An Ounce of Hope (A Pound of Flesh #2)(116)
“And you kissed her back.”
It wasn’t a question. “Yes.”
She exhaled slowly. “I guess I already knew. She’s your first love. I could never compete with that.”
“Nobody’s asking you to,” Max urged. “I’m not asking you to.”
“No,” she murmured. “It just feels that way.”
Max stepped closer again, causing Grace to lift her chin to look at him.
“I swear,” he insisted. “It was over as quickly as it began and it made me realize that, yes, she was the woman I’d fallen in love with all those years ago, but her lips weren’t the ones I wanted. There was nothing there, only memories of a time we’d never get back, and I realized that the man who’d loved her no longer existed.”
He lifted a hand and let his finger whisper across her wrist, seeing goose bumps appear instantly. “We’re different people, she and I. We want different things. I know now. I know that I need to move forward. I need to look to the future instead of over my f*ckin’ shoulder waiting for shit to happen; shit that’s in the past for a reason.”
Resolute, he grabbed her hand, squeezing it tightly as though it would help him keep talking and make her believe what he was saying was true. “I know I hurt you and I’ll always be sorry for that. I’ll always be an addict but I can’t change that, either. All I can do is promise I’ll fight it every day. For us. For you.”
“Max, I—”
“Do you know what happened when I saw you tonight?” he continued. “After so long . . . You were— Jesus, Gracie, you filled the f*cking room. I couldn’t see anything but you. I don’t crave anything but you.” She stared at him. “You told me that all you wanted to do was love me. Am I too late?”
Grace pulled her hand away gently.
“I don’t know,” she replied, her words firm. “This is a lot to take in, Max. I had no idea. I never thought that you . . .” She shook her head. “I can’t be your substitute and I won’t be second best.”
Max frowned, hating that she’d ever thought that. “You were never second best.”
She rubbed the tips of her fingers across her forehead and moved toward the door. She turned back to him. “I can’t be a crutch. You have to keep fighting for you, Max. No one else.”
“I do,” he countered. “I will. You just make fighting it that much easier.” Her expression softened. “Tell me what you want.”
She opened her mouth a couple of times, but no words came. “I don’t know.”
Max nodded slowly.
“Time,” she offered. “I want time to think.”
He’d have given her anything she’d asked. “Of course.”
She pulled the door open before looking back. “In the gallery and just now, you said you had a question you wanted to ask me. What was it?”
Max smiled small. “It’ll keep.”
It was a week before Max heard from Grace again, a short text asking how he was.
It was ridiculous, really, how seeing her name light up his cell phone screen caused his belly to flutter. He responded in kind, keeping it brief but hopeful, thrilled that they were communicating at all. Max sure as shit hadn’t known whether that was even a possibility after the night she’d left him at the body shop.

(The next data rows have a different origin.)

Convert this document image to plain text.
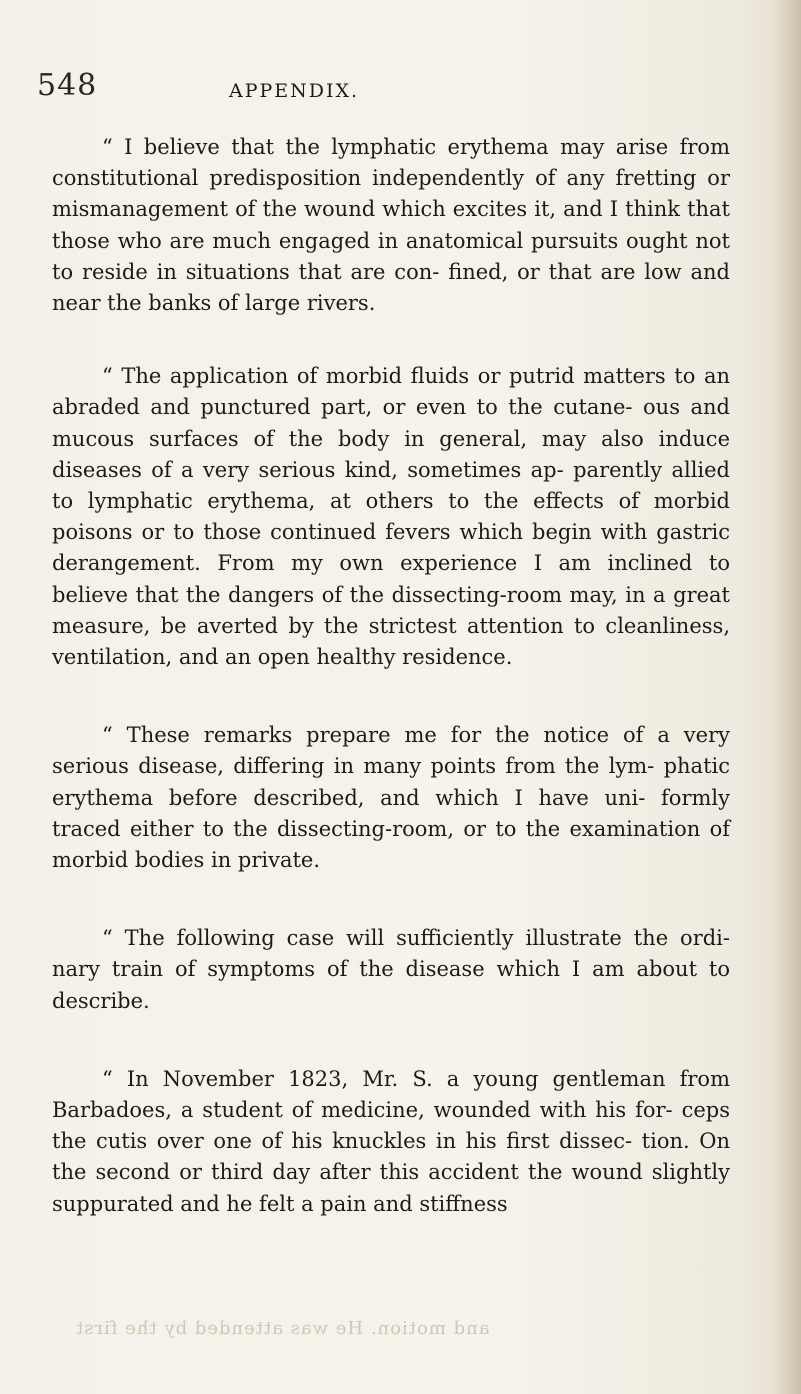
548	APPENDIX.

“ I believe that the lymphatic erythema may arise from constitutional predisposition independently of any fretting or mismanagement of the wound which excites it, and I think that those who are much engaged in anatomical pursuits ought not to reside in situations that are con- fined, or that are low and near the banks of large rivers.

“ The application of morbid fluids or putrid matters to an abraded and punctured part, or even to the cutane- ous and mucous surfaces of the body in general, may also induce diseases of a very serious kind, sometimes ap- parently allied to lymphatic erythema, at others to the effects of morbid poisons or to those continued fevers which begin with gastric derangement. From my own experience I am inclined to believe that the dangers of the dissecting-room may, in a great measure, be averted by the strictest attention to cleanliness, ventilation, and an open healthy residence.

“ These remarks prepare me for the notice of a very serious disease, differing in many points from the lym- phatic erythema before described, and which I have uni- formly traced either to the dissecting-room, or to the examination of morbid bodies in private.

“ The following case will sufficiently illustrate the ordi- nary train of symptoms of the disease which I am about to describe.

“ In November 1823, Mr. S. a young gentleman from Barbadoes, a student of medicine, wounded with his for- ceps the cutis over one of his knuckles in his first dissec- tion. On the second or third day after this accident the wound slightly suppurated and he felt a pain and stiffness

and motion. He was attended by the first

They texted back and forth for days, until the days turned into another week. It was always casual conversation about how they were spending their time—she was back in Preston County—details about another art show she’d been commissioned for in Philly, following her amazing success in New York, and Max’s meetings. Even though he was anxious to ask whether she’d thought any more about what she wanted, he refrained from pushing. Max knew what she was doing. She was learning to trust him again, slowly and surely, opening up and giving him the second chance he so desperately wanted.
And he was desperate for it. The more he thought about spending time with her, the more he wanted it. Carter had been right: they didn’t need labels. Max just wanted to be with Grace in any capacity she’d allow. In spite of his impatience, Max stayed in New York, resisting the urge to go back to West Virginia, however regretfully, complying with her request for time. It was the least he could do.

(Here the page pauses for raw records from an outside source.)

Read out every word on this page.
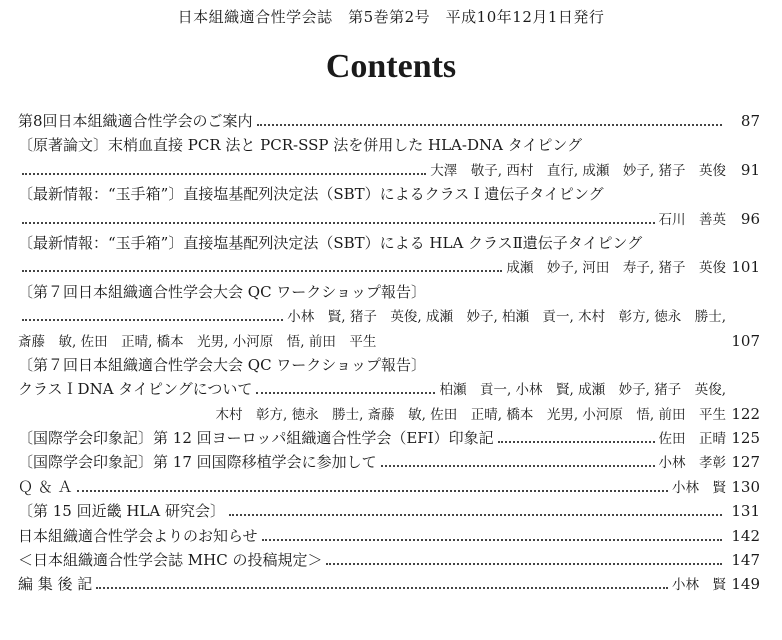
日本組織適合性学会誌　第5巻第2号　平成10年12月1日発行
Contents
第8回日本組織適合性学会のご案内	87
〔原著論文〕末梢血直接 PCR 法と PCR-SSP 法を併用した HLA-DNA タイピング
大澤　敬子, 西村　直行, 成瀬　妙子, 猪子　英俊 91
〔最新情報：“玉手箱”〕直接塩基配列決定法（SBT）によるクラスＩ遺伝子タイピング
石川　善英 96
〔最新情報：“玉手箱”〕直接塩基配列決定法（SBT）による HLA クラスⅡ遺伝子タイピング
成瀬　妙子, 河田　寿子, 猪子　英俊 101
〔第７回日本組織適合性学会大会 QC ワークショップ報告〕
小林　賢, 猪子　英俊, 成瀬　妙子, 柏瀬　貢一, 木村　彰方, 徳永　勝士,
斎藤　敏, 佐田　正晴, 橋本　光男, 小河原　悟, 前田　平生	107
〔第７回日本組織適合性学会大会 QC ワークショップ報告〕
クラスＩDNA タイピングについて	柏瀬　貢一, 小林　賢, 成瀬　妙子, 猪子　英俊,
木村　彰方, 徳永　勝士, 斎藤　敏, 佐田　正晴, 橋本　光男, 小河原　悟, 前田　平生 122
〔国際学会印象記〕第 12 回ヨーロッパ組織適合性学会（EFI）印象記	佐田　正晴 125
〔国際学会印象記〕第 17 回国際移植学会に参加して	小林　孝彰 127
Ｑ ＆ Ａ	小林　賢 130
〔第 15 回近畿 HLA 研究会〕	131
日本組織適合性学会よりのお知らせ	142
＜日本組織適合性学会誌 MHC の投稿規定＞	147
編 集 後 記	小林　賢 149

Max spent his days doing what he’d always done since he’d left Preston County: running, working, going to his meetings, staying clean, staying sober, fighting the good fight, all the while looking forward to his daily texts from Grace.
It was on a hot evening two weeks after he’d last seen her that Grace called. The conversation wasn’t as awkward as Max anticipated. He found himself smiling at the sound of her voice and the excitement she oozed as she told him about her new photographs and filled him in on Uncle Vince and the family, even though she knew Max spoke to them regularly. At first she called twice a week for ten minutes. Then she called three times, until within a week they were speaking for an hour every day. The routine was as easy as it had been when they’d started running together. They fit, not just physically, but emotionally, too.
It was during one of their conversations that Grace brought up the delicate situation of her brother, Kai. Max was under no illusions. He knew that Kai, quite rightly, had taken serious issue with Max’s behavior, and as a result he was expressing concern about Grace having any kind of relationship with Max, over the phone or otherwise.